Love Days: Victorian Romance.

As Queen Victoria ascended the throne of the expanding British Empire, the scarcity of diamonds and the high prices they demanded meant they remained the preserve of the upper and noble classes.

The 1870's however, changed everything. In South Africa, diamond mines began opening throughout the country thus increasing the diamond supply as well as decreasing their price. This saw jewellery design flourish as the burgeoning middle and working classes could now afford such luxuries.

To My Dearest...

Romanticism marked the Victorian era, highlighted through the works of Jane Austen - novels such as Pride and Prejudice. So it is no surprise that this sentiment should filter into jewellery design.

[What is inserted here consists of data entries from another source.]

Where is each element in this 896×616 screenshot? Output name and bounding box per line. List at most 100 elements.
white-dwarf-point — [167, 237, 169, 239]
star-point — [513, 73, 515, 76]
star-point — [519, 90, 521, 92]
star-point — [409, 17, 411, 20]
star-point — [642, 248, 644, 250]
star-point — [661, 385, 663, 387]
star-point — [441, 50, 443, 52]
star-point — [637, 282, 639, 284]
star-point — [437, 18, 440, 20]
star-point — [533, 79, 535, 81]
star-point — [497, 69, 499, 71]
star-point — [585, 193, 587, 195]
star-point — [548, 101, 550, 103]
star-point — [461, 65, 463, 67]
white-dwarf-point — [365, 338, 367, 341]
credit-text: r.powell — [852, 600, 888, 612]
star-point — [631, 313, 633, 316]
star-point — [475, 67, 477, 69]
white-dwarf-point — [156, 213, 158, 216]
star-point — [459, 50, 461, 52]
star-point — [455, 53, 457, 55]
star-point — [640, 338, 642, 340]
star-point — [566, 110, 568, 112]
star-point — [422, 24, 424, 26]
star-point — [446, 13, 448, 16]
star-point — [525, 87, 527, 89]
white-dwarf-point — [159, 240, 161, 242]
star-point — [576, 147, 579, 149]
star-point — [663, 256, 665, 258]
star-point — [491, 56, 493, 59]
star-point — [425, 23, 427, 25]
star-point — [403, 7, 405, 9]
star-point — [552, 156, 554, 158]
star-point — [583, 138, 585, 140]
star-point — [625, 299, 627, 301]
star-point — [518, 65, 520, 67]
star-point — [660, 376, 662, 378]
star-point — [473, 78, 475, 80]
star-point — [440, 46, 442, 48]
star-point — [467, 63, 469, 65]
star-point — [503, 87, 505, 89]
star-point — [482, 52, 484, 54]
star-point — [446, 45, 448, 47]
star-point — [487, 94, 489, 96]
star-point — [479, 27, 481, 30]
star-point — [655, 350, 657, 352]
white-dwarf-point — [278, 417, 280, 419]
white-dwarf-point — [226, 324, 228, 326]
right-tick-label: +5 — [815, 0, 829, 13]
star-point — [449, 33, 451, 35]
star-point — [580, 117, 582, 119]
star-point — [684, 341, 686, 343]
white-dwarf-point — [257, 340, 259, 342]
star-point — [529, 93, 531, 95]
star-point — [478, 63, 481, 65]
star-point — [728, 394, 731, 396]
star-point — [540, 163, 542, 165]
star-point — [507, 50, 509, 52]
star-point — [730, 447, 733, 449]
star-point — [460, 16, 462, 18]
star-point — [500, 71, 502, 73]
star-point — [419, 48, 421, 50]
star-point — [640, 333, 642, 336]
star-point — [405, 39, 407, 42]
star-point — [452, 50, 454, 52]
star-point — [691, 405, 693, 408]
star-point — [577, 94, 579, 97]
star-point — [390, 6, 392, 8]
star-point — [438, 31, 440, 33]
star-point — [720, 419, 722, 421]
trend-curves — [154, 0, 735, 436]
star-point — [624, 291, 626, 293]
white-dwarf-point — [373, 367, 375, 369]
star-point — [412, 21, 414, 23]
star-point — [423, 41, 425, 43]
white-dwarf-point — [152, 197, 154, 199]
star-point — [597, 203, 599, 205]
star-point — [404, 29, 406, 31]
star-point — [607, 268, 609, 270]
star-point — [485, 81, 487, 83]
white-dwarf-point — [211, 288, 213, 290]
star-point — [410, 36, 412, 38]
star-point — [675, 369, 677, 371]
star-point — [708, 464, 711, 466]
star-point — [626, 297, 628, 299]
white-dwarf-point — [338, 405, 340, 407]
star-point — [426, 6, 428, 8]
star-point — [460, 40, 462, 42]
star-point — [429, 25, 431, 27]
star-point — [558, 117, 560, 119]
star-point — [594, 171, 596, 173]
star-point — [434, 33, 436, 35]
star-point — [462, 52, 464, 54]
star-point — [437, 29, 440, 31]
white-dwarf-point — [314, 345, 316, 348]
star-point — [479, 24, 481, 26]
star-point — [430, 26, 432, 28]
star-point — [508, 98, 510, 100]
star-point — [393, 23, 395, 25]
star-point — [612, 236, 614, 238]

'Dearest' and 'Regard' rings seemed to epitomize the sentimental, with rings spelling out these words using the first letter of the stones name, (D=Diamond, E=Emerald, A=Amethyst, etc.)(A replica of a Victorian 'Dearest' Ring)

To My Betroved...

By the Victorian era, brides could expect two rings as part of the standard matrimonial tradition - a bejeweled engagement ring and a gold wedding band. The most popular engagement rings were the single stone rings flanked by diamonds. However, carved-detail half-hoop rings were also very popular (pictured left).

To My Eternal...

A revival of the serpent by the Victorians harked back to the Roman use of the snake as a symbol for eternity. With eyes of diamonds or rubies, these rings seem a somewhat sinister way to say 'I Love You'.